In fact, Kerry saw the world very much the way Obama did. As a candidate, Obama distinguished himself not only from George W. Bush but also from Clinton by advocating a new foreign policy of “engagement.” He vowed that as president he would meet the leaders of Iran and Syria and other enemies without preconditions, which Clinton deemed “naïve.” Kerry was already practicing engagement: as a senior member of the Senate Foreign Relations Committee, and a man who had come within a whisker of being elected president, Kerry had been meeting with President Bashar al-Assad of Syria and forming close relationships with autocratic as well as democratic leaders around the world.
When Obama won, Kerry dearly hoped to be named secretary of state, a job for which he felt supremely qualified. But Obama, to almost everyone’s surprise, picked Clinton instead. Kerry is enough of a creature of Washington to understand that no one has a lock on jobs like that, but the setback still stung. Baring your wounds, however, is against Kerry’s nature. “It’s a great job,” he says stoically. “But I already have a great job.”

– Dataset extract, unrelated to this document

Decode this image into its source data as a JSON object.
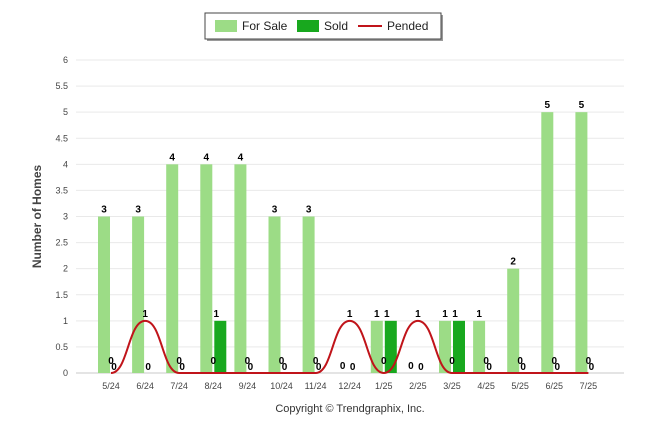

That actually appears to be true. Kerry now practices his brand of diplomacy as chairman of the Foreign Relations Committee but also, remarkably, as a kind of ex-officio member of Obama’s national security team, which has dispatched him to face one crisis after another in danger zones like Afghanistan, Pakistan and Sudan. Kerry’s willingness to go anywhere he is needed, and stay as long as needed, has won him Obama’s gratitude. Clinton has said that she will step down should Obama have a second term. And then Kerry may finally get his wish. “There’s no obvious competition for No. 1,” says Strobe Talbott, president of the Brookings Institution.